Once the rest of the iterator work is hashed out and lands, it will just be

```
// each
for your_vec |element| {
  ...
}
// eachi
for your_vec.enumerate() |(i, element)| {
  ...
}
```

although the syntax might be slightly different (`for element in your_vec` is
my favorite proposal).

# Meetings

The [Tuesday
meeting's](https://github.com/mozilla/rust/wiki/Meeting-weekly-2013-06-18)
main topics were once fn's and how namespaces work. For once fn's, graydon
says "I'm concerned with adding new features and I want to see if we can live
without it, I understand it is common," not yet making a decision to include
them in the language.

# Meetups

- tjc's pre-talk and talk, "Rust: A Friendly Introduction" went very well. The
  [slides](http://catamorphism.org/Writing/Rust-Tutorial-tjc.pdf) are up, and
  a recording is coming soon (hopefuly). tjc says the slides aren't as
  understanable without the audio of the talk.
- nmatsakis has expressed willingness/interest in a Boston meetup sometime. If
  you're interested, contact him on IRC or the ML.

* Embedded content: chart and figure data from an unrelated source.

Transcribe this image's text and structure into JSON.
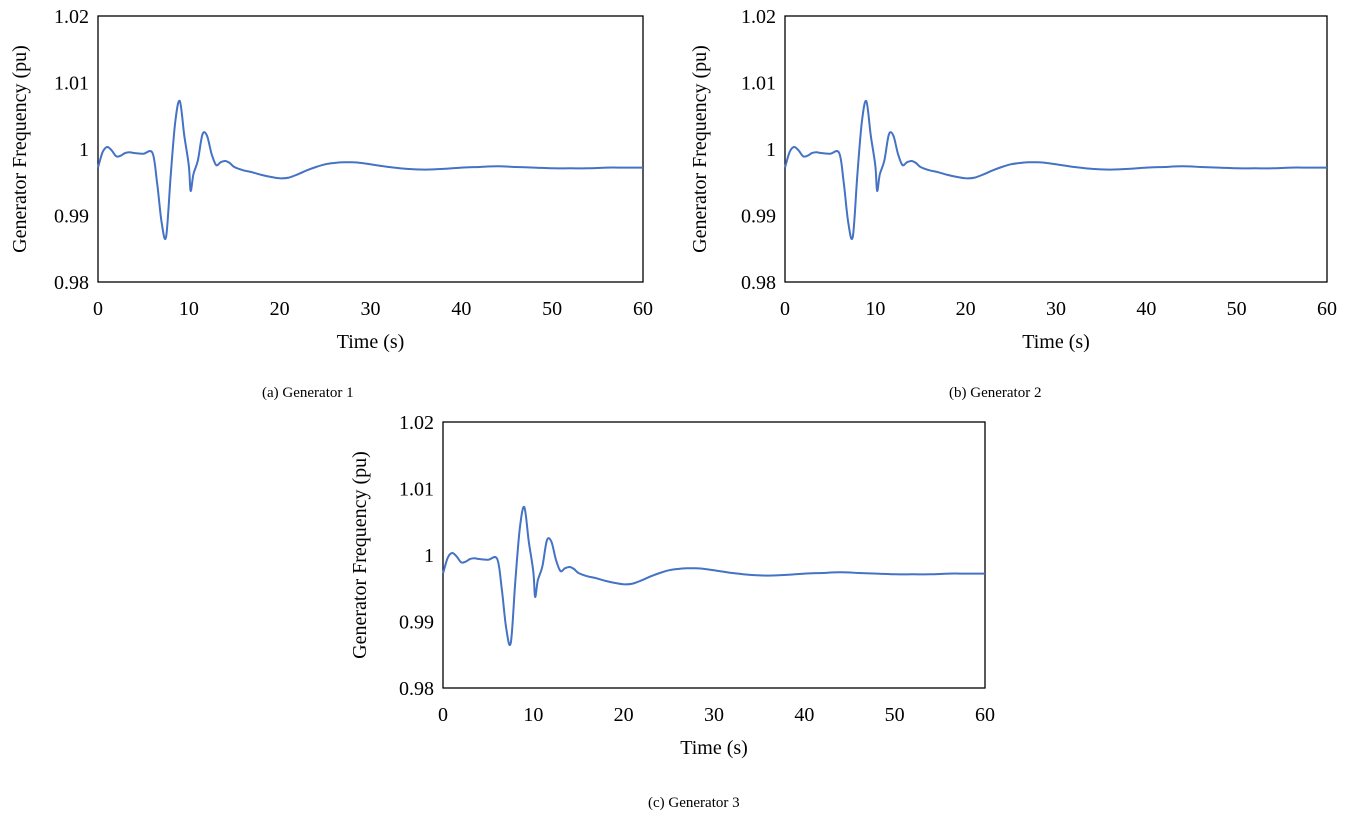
{
  "figure": {
    "captions": [
      "(a) Generator 1",
      "(b) Generator 2",
      "(c) Generator 3"
    ]
  },
  "colors": {
    "series": "#4472C4",
    "frame": "#000000"
  },
  "chart_data": [
    {
      "type": "line",
      "xlabel": "Time (s)",
      "ylabel": "Generator Frequency (pu)",
      "xlim": [
        0,
        60
      ],
      "ylim": [
        0.98,
        1.02
      ],
      "xticks": [
        "0",
        "10",
        "20",
        "30",
        "40",
        "50",
        "60"
      ],
      "yticks": [
        "0.98",
        "0.99",
        "1",
        "1.01",
        "1.02"
      ],
      "grid": false,
      "series": [
        {
          "x": [
            0,
            0.5,
            1,
            1.5,
            2,
            2.5,
            3,
            3.5,
            4,
            5,
            6,
            6.5,
            7,
            7.5,
            8,
            8.5,
            9,
            9.5,
            10,
            10.2,
            10.5,
            11,
            11.5,
            12,
            12.5,
            13,
            13.5,
            14,
            14.5,
            15,
            16,
            17,
            18,
            19,
            20,
            21,
            22,
            23,
            24,
            25,
            26,
            27,
            28,
            29,
            30,
            32,
            34,
            36,
            38,
            40,
            42,
            44,
            46,
            48,
            50,
            52,
            54,
            56,
            58,
            60
          ],
          "y": [
            0.9972,
            0.9995,
            1.0003,
            0.9998,
            0.9989,
            0.999,
            0.9994,
            0.9995,
            0.9994,
            0.9993,
            0.9994,
            0.995,
            0.989,
            0.9868,
            0.996,
            1.004,
            1.0072,
            1.002,
            0.9975,
            0.9937,
            0.9962,
            0.9983,
            1.0022,
            1.002,
            0.9993,
            0.9976,
            0.998,
            0.9982,
            0.9979,
            0.9973,
            0.9968,
            0.9965,
            0.9961,
            0.9958,
            0.9956,
            0.9957,
            0.9962,
            0.9968,
            0.9973,
            0.9977,
            0.9979,
            0.998,
            0.998,
            0.9979,
            0.9977,
            0.9973,
            0.997,
            0.9969,
            0.997,
            0.9972,
            0.9973,
            0.9974,
            0.9973,
            0.9972,
            0.9971,
            0.9971,
            0.9971,
            0.9972,
            0.9972,
            0.9972
          ]
        }
      ]
    },
    {
      "type": "line",
      "xlabel": "Time (s)",
      "ylabel": "Generator Frequency (pu)",
      "xlim": [
        0,
        60
      ],
      "ylim": [
        0.98,
        1.02
      ],
      "xticks": [
        "0",
        "10",
        "20",
        "30",
        "40",
        "50",
        "60"
      ],
      "yticks": [
        "0.98",
        "0.99",
        "1",
        "1.01",
        "1.02"
      ],
      "grid": false,
      "series": [
        {
          "x": [
            0,
            0.5,
            1,
            1.5,
            2,
            2.5,
            3,
            3.5,
            4,
            5,
            6,
            6.5,
            7,
            7.5,
            8,
            8.5,
            9,
            9.5,
            10,
            10.2,
            10.5,
            11,
            11.5,
            12,
            12.5,
            13,
            13.5,
            14,
            14.5,
            15,
            16,
            17,
            18,
            19,
            20,
            21,
            22,
            23,
            24,
            25,
            26,
            27,
            28,
            29,
            30,
            32,
            34,
            36,
            38,
            40,
            42,
            44,
            46,
            48,
            50,
            52,
            54,
            56,
            58,
            60
          ],
          "y": [
            0.9972,
            0.9995,
            1.0003,
            0.9998,
            0.9989,
            0.999,
            0.9994,
            0.9995,
            0.9994,
            0.9993,
            0.9994,
            0.995,
            0.989,
            0.9868,
            0.996,
            1.004,
            1.0072,
            1.002,
            0.9975,
            0.9937,
            0.9962,
            0.9983,
            1.0022,
            1.002,
            0.9993,
            0.9976,
            0.998,
            0.9982,
            0.9979,
            0.9973,
            0.9968,
            0.9965,
            0.9961,
            0.9958,
            0.9956,
            0.9957,
            0.9962,
            0.9968,
            0.9973,
            0.9977,
            0.9979,
            0.998,
            0.998,
            0.9979,
            0.9977,
            0.9973,
            0.997,
            0.9969,
            0.997,
            0.9972,
            0.9973,
            0.9974,
            0.9973,
            0.9972,
            0.9971,
            0.9971,
            0.9971,
            0.9972,
            0.9972,
            0.9972
          ]
        }
      ]
    },
    {
      "type": "line",
      "xlabel": "Time (s)",
      "ylabel": "Generator Frequency (pu)",
      "xlim": [
        0,
        60
      ],
      "ylim": [
        0.98,
        1.02
      ],
      "xticks": [
        "0",
        "10",
        "20",
        "30",
        "40",
        "50",
        "60"
      ],
      "yticks": [
        "0.98",
        "0.99",
        "1",
        "1.01",
        "1.02"
      ],
      "grid": false,
      "series": [
        {
          "x": [
            0,
            0.5,
            1,
            1.5,
            2,
            2.5,
            3,
            3.5,
            4,
            5,
            6,
            6.5,
            7,
            7.5,
            8,
            8.5,
            9,
            9.5,
            10,
            10.2,
            10.5,
            11,
            11.5,
            12,
            12.5,
            13,
            13.5,
            14,
            14.5,
            15,
            16,
            17,
            18,
            19,
            20,
            21,
            22,
            23,
            24,
            25,
            26,
            27,
            28,
            29,
            30,
            32,
            34,
            36,
            38,
            40,
            42,
            44,
            46,
            48,
            50,
            52,
            54,
            56,
            58,
            60
          ],
          "y": [
            0.9972,
            0.9995,
            1.0003,
            0.9998,
            0.9989,
            0.999,
            0.9994,
            0.9995,
            0.9994,
            0.9993,
            0.9994,
            0.995,
            0.989,
            0.9868,
            0.996,
            1.004,
            1.0072,
            1.002,
            0.9975,
            0.9937,
            0.9962,
            0.9983,
            1.0022,
            1.002,
            0.9993,
            0.9976,
            0.998,
            0.9982,
            0.9979,
            0.9973,
            0.9968,
            0.9965,
            0.9961,
            0.9958,
            0.9956,
            0.9957,
            0.9962,
            0.9968,
            0.9973,
            0.9977,
            0.9979,
            0.998,
            0.998,
            0.9979,
            0.9977,
            0.9973,
            0.997,
            0.9969,
            0.997,
            0.9972,
            0.9973,
            0.9974,
            0.9973,
            0.9972,
            0.9971,
            0.9971,
            0.9971,
            0.9972,
            0.9972,
            0.9972
          ]
        }
      ]
    }
  ]
}
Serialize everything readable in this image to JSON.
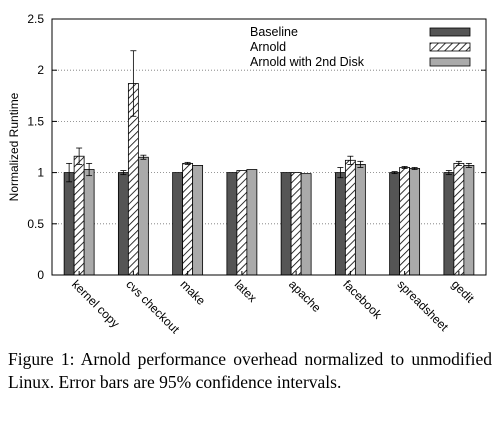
{
  "chart_data": {
    "type": "bar",
    "ylabel": "Normalized Runtime",
    "ylim": [
      0,
      2.5
    ],
    "yticks": [
      "0",
      "0.5",
      "1",
      "1.5",
      "2",
      "2.5"
    ],
    "grid": "horizontal-dotted",
    "legend_position": "top-right",
    "categories": [
      "kernel copy",
      "cvs checkout",
      "make",
      "latex",
      "apache",
      "facebook",
      "spreadsheet",
      "gedit"
    ],
    "series": [
      {
        "name": "Baseline",
        "color": "#555555",
        "pattern": "solid",
        "values": [
          1.0,
          1.0,
          1.0,
          1.0,
          1.0,
          1.0,
          1.0,
          1.0
        ],
        "error": [
          0.09,
          0.02,
          0.0,
          0.0,
          0.0,
          0.05,
          0.01,
          0.02
        ]
      },
      {
        "name": "Arnold",
        "color": "#ffffff",
        "pattern": "diagonal-hatch",
        "values": [
          1.16,
          1.87,
          1.09,
          1.02,
          1.0,
          1.12,
          1.05,
          1.09
        ],
        "error": [
          0.08,
          0.32,
          0.01,
          0.0,
          0.0,
          0.04,
          0.01,
          0.02
        ]
      },
      {
        "name": "Arnold with 2nd Disk",
        "color": "#aaaaaa",
        "pattern": "solid",
        "values": [
          1.03,
          1.15,
          1.07,
          1.03,
          0.99,
          1.08,
          1.04,
          1.07
        ],
        "error": [
          0.06,
          0.02,
          0.0,
          0.0,
          0.0,
          0.03,
          0.01,
          0.02
        ]
      }
    ]
  },
  "caption": "Figure 1: Arnold performance overhead normalized to unmodified Linux. Error bars are 95% confidence intervals."
}
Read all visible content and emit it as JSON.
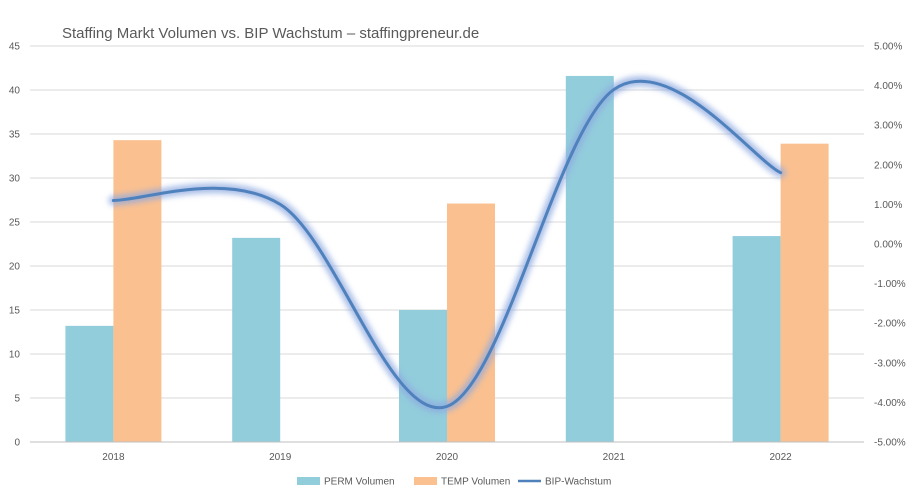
{
  "chart_data": {
    "type": "bar",
    "title": "Staffing Markt Volumen vs. BIP Wachstum – staffingpreneur.de",
    "categories": [
      "2018",
      "2019",
      "2020",
      "2021",
      "2022"
    ],
    "series": [
      {
        "name": "PERM Volumen",
        "type": "bar",
        "axis": "left",
        "color": "#92CDDC",
        "values": [
          13.2,
          23.2,
          15.0,
          41.6,
          23.4
        ]
      },
      {
        "name": "TEMP Volumen",
        "type": "bar",
        "axis": "left",
        "color": "#FAC090",
        "values": [
          34.3,
          null,
          27.1,
          null,
          33.9
        ]
      },
      {
        "name": "BIP-Wachstum",
        "type": "line",
        "axis": "right",
        "color": "#4F81BD",
        "values": [
          1.1,
          1.0,
          -4.1,
          3.9,
          1.8
        ]
      }
    ],
    "left_axis": {
      "ylim": [
        0,
        45
      ],
      "ticks": [
        "0",
        "5",
        "10",
        "15",
        "20",
        "25",
        "30",
        "35",
        "40",
        "45"
      ]
    },
    "right_axis": {
      "ylim": [
        -5.0,
        5.0
      ],
      "ticks": [
        "-5.00%",
        "-4.00%",
        "-3.00%",
        "-2.00%",
        "-1.00%",
        "0.00%",
        "1.00%",
        "2.00%",
        "3.00%",
        "4.00%",
        "5.00%"
      ]
    },
    "grid": true,
    "legend_position": "bottom",
    "xlabel": "",
    "ylabel": ""
  }
}
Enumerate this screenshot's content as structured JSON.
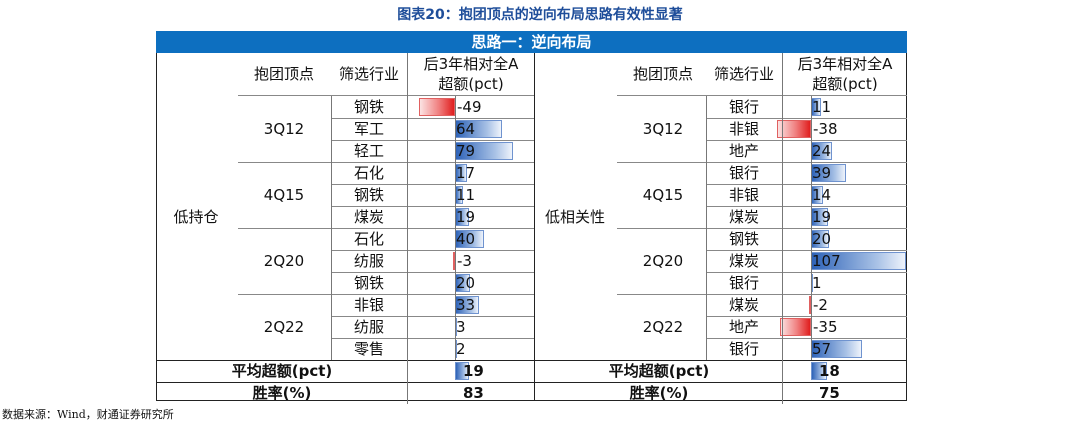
{
  "title": "图表20：抱团顶点的逆向布局思路有效性显著",
  "band": "思路一：逆向布局",
  "headers": {
    "peak": "抱团顶点",
    "industry": "筛选行业",
    "excess_line1": "后3年相对全A",
    "excess_line2": "超额(pct)"
  },
  "left": {
    "label": "低持仓",
    "groups": [
      {
        "peak": "3Q12",
        "rows": [
          {
            "industry": "钢铁",
            "value": -49
          },
          {
            "industry": "军工",
            "value": 64
          },
          {
            "industry": "轻工",
            "value": 79
          }
        ]
      },
      {
        "peak": "4Q15",
        "rows": [
          {
            "industry": "石化",
            "value": 17
          },
          {
            "industry": "钢铁",
            "value": 11
          },
          {
            "industry": "煤炭",
            "value": 19
          }
        ]
      },
      {
        "peak": "2Q20",
        "rows": [
          {
            "industry": "石化",
            "value": 40
          },
          {
            "industry": "纺服",
            "value": -3
          },
          {
            "industry": "钢铁",
            "value": 20
          }
        ]
      },
      {
        "peak": "2Q22",
        "rows": [
          {
            "industry": "非银",
            "value": 33
          },
          {
            "industry": "纺服",
            "value": 3
          },
          {
            "industry": "零售",
            "value": 2
          }
        ]
      }
    ],
    "avg_label": "平均超额(pct)",
    "avg": 19,
    "win_label": "胜率(%)",
    "win": 83
  },
  "right": {
    "label": "低相关性",
    "groups": [
      {
        "peak": "3Q12",
        "rows": [
          {
            "industry": "银行",
            "value": 11
          },
          {
            "industry": "非银",
            "value": -38
          },
          {
            "industry": "地产",
            "value": 24
          }
        ]
      },
      {
        "peak": "4Q15",
        "rows": [
          {
            "industry": "银行",
            "value": 39
          },
          {
            "industry": "非银",
            "value": 14
          },
          {
            "industry": "煤炭",
            "value": 19
          }
        ]
      },
      {
        "peak": "2Q20",
        "rows": [
          {
            "industry": "钢铁",
            "value": 20
          },
          {
            "industry": "煤炭",
            "value": 107
          },
          {
            "industry": "银行",
            "value": 1
          }
        ]
      },
      {
        "peak": "2Q22",
        "rows": [
          {
            "industry": "煤炭",
            "value": -2
          },
          {
            "industry": "地产",
            "value": -35
          },
          {
            "industry": "银行",
            "value": 57
          }
        ]
      }
    ],
    "avg_label": "平均超额(pct)",
    "avg": 18,
    "win_label": "胜率(%)",
    "win": 75
  },
  "source": "数据来源：Wind，财通证券研究所",
  "colors": {
    "band": "#0d6fc0",
    "title": "#1f4e9a",
    "positive": "#2e63b8",
    "negative": "#e01e1e"
  }
}
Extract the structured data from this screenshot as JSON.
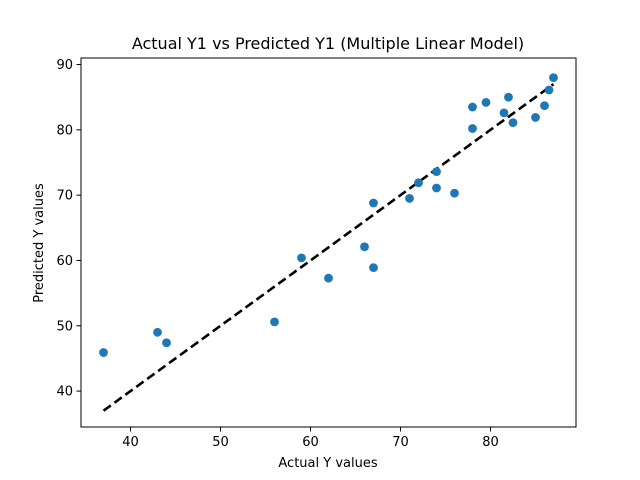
{
  "chart_data": {
    "type": "scatter",
    "title": "Actual Y1 vs Predicted Y1 (Multiple Linear Model)",
    "xlabel": "Actual Y values",
    "ylabel": "Predicted Y values",
    "xlim": [
      34.5,
      89.5
    ],
    "ylim": [
      34.5,
      91.0
    ],
    "xticks": [
      40,
      50,
      60,
      70,
      80
    ],
    "yticks": [
      40,
      50,
      60,
      70,
      80,
      90
    ],
    "grid": false,
    "point_color": "#1f77b4",
    "line_color": "#000000",
    "series": [
      {
        "points": [
          {
            "x": 37,
            "y": 45.9
          },
          {
            "x": 43,
            "y": 49.0
          },
          {
            "x": 44,
            "y": 47.4
          },
          {
            "x": 56,
            "y": 50.6
          },
          {
            "x": 59,
            "y": 60.4
          },
          {
            "x": 62,
            "y": 57.3
          },
          {
            "x": 66,
            "y": 62.1
          },
          {
            "x": 67,
            "y": 68.8
          },
          {
            "x": 67,
            "y": 58.9
          },
          {
            "x": 71,
            "y": 69.5
          },
          {
            "x": 72,
            "y": 71.9
          },
          {
            "x": 74,
            "y": 73.6
          },
          {
            "x": 74,
            "y": 71.1
          },
          {
            "x": 76,
            "y": 70.3
          },
          {
            "x": 78,
            "y": 83.5
          },
          {
            "x": 78,
            "y": 80.2
          },
          {
            "x": 79.5,
            "y": 84.2
          },
          {
            "x": 81.5,
            "y": 82.6
          },
          {
            "x": 82,
            "y": 85.0
          },
          {
            "x": 82.5,
            "y": 81.1
          },
          {
            "x": 85,
            "y": 81.9
          },
          {
            "x": 86,
            "y": 83.7
          },
          {
            "x": 86.5,
            "y": 86.1
          },
          {
            "x": 87,
            "y": 88.0
          }
        ]
      }
    ],
    "reference_line": {
      "style": "dashed",
      "from": [
        37,
        37
      ],
      "to": [
        87,
        87
      ]
    }
  }
}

# Notable discourse and external projects

- [mmap and the Rust
FFI](http://maniagnosis.crsr.net/2013/06/mmap-and-rust-foreign-function-interface.html)
  (indutny is working on mman bindings in libc, for the record. will mention
  in next week's twir when it lands)
- [code generation and rustc
speed](https://mail.mozilla.org/pipermail/rust-dev/2013-June/004480.html)
- [Rust for game
development?](http://www.reddit.com/r/rust/comments/1gs93k/rust_for_game_development/)
- [Feed us some low hanging
fruit!](http://www.reddit.com/r/rust/comments/1grj61/feed_us_some_low_hanging_fruit/)
- [Paying Technical Debt in
rustc](http://aatch.github.io/blog/2013/06/19/paying-technical-debt-in-rustc/)
- [What issues in Rust today effect (sic) you
most?](http://www.reddit.com/r/rust/comments/1gpbcs/what_issues_in_rust_today_effect_you_most/)
- [rustdoc rewrite and
redesign](https://mail.mozilla.org/pipermail/rust-dev/2013-June/004520.html)
- [rust-bench: a tool for profiling memory
usage](http://www.reddit.com/r/rust/comments/1gmac5/linux_rustbench_a_tool_for_profiling_memory_usage/)

# Other announcements

- Michael Woerister (mw), the GSoC student working on debug info, has begun
  work. His project log is at http://michaelwoerister.github.io/, and will be
  updated weekly. I'm looking forward to a much better debug experience.